Description
What I am trying to do:
This code uses multithreading to automate web interactions with a search engine (via searxng_url) using SeleniumBase in headless Chrome browsers. For each question number in a list, it launches a browser, loads cookies, and performs actions defined in get_all_dumbs(). The browsers are run concurrently using ThreadPoolExecutor to speed up processing.
The issue:
As far as I know, the code works fine in Windows VM, but in Linux VM, it does not work as intended.
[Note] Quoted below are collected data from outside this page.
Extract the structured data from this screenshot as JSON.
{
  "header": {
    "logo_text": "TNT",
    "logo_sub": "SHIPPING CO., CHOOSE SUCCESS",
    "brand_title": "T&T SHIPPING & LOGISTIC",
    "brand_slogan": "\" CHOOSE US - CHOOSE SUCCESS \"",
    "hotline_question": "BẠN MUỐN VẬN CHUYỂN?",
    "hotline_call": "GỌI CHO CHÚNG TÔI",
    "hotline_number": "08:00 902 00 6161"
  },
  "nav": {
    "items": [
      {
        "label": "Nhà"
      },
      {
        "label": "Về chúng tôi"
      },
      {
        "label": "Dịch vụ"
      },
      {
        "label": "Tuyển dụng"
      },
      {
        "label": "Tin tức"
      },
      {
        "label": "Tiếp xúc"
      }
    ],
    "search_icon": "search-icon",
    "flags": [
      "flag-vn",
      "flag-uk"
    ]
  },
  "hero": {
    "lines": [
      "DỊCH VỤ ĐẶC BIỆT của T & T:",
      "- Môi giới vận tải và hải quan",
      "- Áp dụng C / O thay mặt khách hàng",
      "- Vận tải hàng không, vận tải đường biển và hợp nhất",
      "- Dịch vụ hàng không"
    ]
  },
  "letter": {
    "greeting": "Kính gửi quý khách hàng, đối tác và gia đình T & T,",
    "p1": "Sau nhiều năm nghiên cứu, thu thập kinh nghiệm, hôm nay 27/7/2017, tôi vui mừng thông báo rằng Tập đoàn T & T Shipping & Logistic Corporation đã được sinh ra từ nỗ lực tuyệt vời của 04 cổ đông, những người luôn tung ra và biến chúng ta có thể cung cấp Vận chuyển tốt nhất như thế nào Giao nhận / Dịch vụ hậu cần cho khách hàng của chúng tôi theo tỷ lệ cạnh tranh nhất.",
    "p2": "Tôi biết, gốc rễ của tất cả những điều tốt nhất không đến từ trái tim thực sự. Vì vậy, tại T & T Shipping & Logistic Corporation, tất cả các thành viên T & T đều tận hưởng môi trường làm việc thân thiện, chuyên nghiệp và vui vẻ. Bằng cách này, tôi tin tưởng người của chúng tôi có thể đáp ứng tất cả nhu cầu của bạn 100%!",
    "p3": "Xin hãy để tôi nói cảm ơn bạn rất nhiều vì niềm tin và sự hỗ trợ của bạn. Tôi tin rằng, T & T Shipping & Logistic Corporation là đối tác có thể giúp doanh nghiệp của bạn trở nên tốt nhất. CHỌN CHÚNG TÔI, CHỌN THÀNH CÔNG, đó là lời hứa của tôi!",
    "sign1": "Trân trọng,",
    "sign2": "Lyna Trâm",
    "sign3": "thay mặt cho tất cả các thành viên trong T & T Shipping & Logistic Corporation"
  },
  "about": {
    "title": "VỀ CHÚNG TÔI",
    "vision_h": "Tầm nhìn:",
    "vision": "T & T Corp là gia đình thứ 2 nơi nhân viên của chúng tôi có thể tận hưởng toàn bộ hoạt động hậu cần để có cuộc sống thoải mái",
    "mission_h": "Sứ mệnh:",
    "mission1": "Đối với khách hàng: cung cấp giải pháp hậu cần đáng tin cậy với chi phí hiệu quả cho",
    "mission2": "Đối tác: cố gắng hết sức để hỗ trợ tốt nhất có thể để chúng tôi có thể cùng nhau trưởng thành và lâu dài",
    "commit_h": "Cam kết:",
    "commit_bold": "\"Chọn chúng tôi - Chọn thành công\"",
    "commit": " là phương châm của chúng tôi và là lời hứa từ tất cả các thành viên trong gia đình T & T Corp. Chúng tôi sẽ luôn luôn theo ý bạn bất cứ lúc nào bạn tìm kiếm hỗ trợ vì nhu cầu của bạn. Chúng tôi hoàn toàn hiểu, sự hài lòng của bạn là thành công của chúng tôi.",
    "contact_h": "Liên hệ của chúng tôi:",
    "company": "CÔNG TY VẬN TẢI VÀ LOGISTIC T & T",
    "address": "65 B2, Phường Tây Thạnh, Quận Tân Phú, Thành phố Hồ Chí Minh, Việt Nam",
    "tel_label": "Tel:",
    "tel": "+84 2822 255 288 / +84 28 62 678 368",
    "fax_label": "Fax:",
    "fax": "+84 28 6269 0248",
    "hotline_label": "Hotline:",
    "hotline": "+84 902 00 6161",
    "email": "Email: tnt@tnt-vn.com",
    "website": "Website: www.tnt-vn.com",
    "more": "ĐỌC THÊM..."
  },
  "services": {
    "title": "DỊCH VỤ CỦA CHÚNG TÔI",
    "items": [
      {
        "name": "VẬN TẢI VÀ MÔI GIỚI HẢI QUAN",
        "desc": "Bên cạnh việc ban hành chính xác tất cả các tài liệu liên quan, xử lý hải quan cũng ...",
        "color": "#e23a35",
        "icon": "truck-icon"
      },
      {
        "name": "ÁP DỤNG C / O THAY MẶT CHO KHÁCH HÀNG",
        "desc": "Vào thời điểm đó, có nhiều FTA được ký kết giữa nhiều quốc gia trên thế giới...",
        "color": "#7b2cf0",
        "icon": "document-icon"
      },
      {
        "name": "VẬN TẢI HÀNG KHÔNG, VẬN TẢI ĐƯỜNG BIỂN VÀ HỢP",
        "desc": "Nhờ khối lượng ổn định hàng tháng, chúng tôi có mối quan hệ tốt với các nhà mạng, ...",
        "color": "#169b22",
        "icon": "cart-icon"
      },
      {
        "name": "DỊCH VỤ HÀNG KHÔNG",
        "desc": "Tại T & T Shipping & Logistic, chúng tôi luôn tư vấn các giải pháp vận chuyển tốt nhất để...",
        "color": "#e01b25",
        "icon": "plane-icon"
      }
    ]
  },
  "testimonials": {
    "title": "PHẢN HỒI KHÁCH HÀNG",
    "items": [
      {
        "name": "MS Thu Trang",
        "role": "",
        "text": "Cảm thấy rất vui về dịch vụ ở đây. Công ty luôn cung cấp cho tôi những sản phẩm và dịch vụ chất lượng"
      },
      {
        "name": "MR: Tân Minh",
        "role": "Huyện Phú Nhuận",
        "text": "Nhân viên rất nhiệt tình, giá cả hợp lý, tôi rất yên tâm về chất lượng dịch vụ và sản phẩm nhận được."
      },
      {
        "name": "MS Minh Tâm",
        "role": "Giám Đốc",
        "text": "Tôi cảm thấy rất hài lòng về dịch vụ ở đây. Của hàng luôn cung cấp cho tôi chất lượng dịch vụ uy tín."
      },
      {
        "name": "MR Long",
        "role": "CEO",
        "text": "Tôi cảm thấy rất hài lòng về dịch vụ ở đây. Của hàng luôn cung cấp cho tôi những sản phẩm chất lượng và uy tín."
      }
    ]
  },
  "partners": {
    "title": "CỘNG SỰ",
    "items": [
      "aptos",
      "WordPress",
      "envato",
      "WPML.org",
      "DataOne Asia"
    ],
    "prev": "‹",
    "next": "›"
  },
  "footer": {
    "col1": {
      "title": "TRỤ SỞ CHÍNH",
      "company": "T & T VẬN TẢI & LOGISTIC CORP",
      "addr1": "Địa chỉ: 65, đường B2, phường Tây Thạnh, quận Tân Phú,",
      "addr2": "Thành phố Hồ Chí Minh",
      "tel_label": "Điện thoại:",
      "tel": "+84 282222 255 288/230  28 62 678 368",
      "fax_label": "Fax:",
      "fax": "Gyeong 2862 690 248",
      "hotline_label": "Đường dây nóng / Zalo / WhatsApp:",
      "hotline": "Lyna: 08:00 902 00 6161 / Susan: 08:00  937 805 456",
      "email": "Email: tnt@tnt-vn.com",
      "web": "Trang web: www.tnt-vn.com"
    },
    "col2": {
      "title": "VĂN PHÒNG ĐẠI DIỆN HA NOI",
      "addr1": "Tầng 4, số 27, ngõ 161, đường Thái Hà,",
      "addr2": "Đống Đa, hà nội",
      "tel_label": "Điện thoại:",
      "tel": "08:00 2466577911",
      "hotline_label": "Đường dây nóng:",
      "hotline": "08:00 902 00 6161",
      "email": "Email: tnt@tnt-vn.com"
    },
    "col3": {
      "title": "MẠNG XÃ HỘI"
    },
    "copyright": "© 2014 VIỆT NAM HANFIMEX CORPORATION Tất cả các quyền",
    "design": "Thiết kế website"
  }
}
Setting the worker number in the Linux VM to less than 2 works, but when setting the worker to more than 1, the UC mode, as far as I understand, disconnected the driver momentarily and reconnected it again; however, for the life of me, I can not load the cookie due to the absenss of the driver. (I assume this is what caused the issue.)
Thank you for your time, and I would love to know if there is a best practice for my case.
The code:
main.py
from concurrent.futures import ThreadPoolExecutor
from utilities.get_all_dumbs import get_all_dumbs
def get_all_dumbs_wrapper(question_num):
"""Wrapper function to pass parameters to get_all_dumbs."""
get_all_dumbs(
question_num,
end,
searxng_url,
cookies_file,
cert,
images_folder,
DISC_HEADER,
REVEAL_BTN,
QA_SECTION
)
# Generate filtered list of questions to process
questions = []
.
.
.
.
questions.append(question_num)
# Process remaining questions in parallel
with ThreadPoolExecutor(max_workers=10) as executor:
executor.map(get_all_dumbs_wrapper, questions)
get_all_dumbs.py
from seleniumbase import SB
from utilities.load_cookie import load_cookie
from fake_useragent import UserAgent
# Initialize a UserAgent instance for generating random user agents
user_agent = UserAgent()
def get_all_dumbs(q, end, searxng_url, cookies_file, cert, images_folder, DISC_HEADER, REVEAL_BTN, QA_SECTION):
"""Ensure cookies are loaded for the session"""
with SB(browser="chrome",uc=True,test=False,locale_code="en",headless=True,agent=user_agent.random,devtools=False,remote_debug=False) as sb:
print(f"\n=== Processing Question {q}/{end} ===")
# Load cookies for each new browser instance
load_cookie(sb, searxng_url, cookies_file,images_folder)
.
.
.
load_cookie.py
def load_cookie(sb, searxng_url, cookies_file, images_folder):
"""Ensure cookies are loaded for the session"""
try:
sb.get(searxng_url)
sb.load_cookies(name=cookies_file)
except Exception as e:
print(f"Error loading cookies: {e}")
The output with the error:
=== Processing Question 2/611 ===
Error loading cookies: Message: Active window was already closed!
Note: it is random which question triggers the error; some of the Question survived.